Infectious disease experts warn this litter creates a public health hazard.
"Some people are going to say, 'Well, you know, it was by accident or I wasn't thinking. I was in a rush,'" said Anthony Santella, associate professor of Public Health at Hofstra University. "Just think about the burden you're placing on the essential workers."
Santella said the coronavirus, depending upon temperature and weather conditions, can live on masks and gloves for a few days, even up to a week.
He said workers who have to pick up the litter are being exposed unnecessarily to health dangers.
Eyewitness News ran into one of those essential workers Friday who was cleaning up the parking lot of the Walmart in Commack.
He was wearing gloves and an air-filtering mask, but he said he still worried about his health.
"I don't know who's infected who's not infected, throwing stuff on the ground," he said. "It's disgusting."
Santella said plastic gloves can also be health hazards for small children who may be attracted to the bright colors.
"So you're putting people at risk who might not otherwise be," he said. "Let's do everyone a good service by just cleaning up after ourselves."

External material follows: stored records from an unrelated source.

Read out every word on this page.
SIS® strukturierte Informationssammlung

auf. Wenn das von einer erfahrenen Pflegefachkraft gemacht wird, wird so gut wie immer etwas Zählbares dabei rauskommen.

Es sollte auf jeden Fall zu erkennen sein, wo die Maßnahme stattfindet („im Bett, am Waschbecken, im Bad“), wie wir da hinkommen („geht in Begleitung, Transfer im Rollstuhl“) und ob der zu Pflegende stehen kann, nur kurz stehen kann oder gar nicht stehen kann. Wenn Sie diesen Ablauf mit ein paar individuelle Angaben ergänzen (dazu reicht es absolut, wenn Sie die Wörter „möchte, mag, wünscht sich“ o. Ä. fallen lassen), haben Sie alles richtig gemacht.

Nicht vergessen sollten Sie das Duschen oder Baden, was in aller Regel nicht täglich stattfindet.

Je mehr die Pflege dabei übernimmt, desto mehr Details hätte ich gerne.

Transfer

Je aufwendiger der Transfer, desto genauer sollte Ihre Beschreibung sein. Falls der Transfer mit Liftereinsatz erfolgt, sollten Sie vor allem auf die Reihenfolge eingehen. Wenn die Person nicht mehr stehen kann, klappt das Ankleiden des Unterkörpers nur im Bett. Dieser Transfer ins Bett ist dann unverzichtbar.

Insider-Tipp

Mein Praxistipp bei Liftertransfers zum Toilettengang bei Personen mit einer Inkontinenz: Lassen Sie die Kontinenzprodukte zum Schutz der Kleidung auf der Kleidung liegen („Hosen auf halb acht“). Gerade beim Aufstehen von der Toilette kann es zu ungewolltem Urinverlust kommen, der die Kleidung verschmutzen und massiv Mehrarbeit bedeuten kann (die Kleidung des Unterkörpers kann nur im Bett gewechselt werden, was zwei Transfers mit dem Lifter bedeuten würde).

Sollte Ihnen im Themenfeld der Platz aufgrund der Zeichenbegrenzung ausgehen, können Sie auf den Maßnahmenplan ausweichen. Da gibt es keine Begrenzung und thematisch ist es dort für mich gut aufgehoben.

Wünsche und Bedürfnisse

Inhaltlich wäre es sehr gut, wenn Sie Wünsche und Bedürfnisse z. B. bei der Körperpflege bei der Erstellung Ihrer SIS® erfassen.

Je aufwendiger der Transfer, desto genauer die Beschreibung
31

The PPE litter also has environmentalists concerned.
"The PPE's supposed to protect us from a healthcare crisis, not cause a plastic pollution crisis," said Adrienne Esposito, with Citizens Campaign for the Environment.
Esposito said her group has been receiving calls and emails from people reporting PPE litter.
"I really think the public knows better," she said.
Santella said if people want to do a good deed and pick up PPE litter, they should use a broom or stick so they don't touch the litter with their hands. He said people should not bring the trash back inside their homes, but should toss it in an outside trash receptacle - where it belonged in the first place.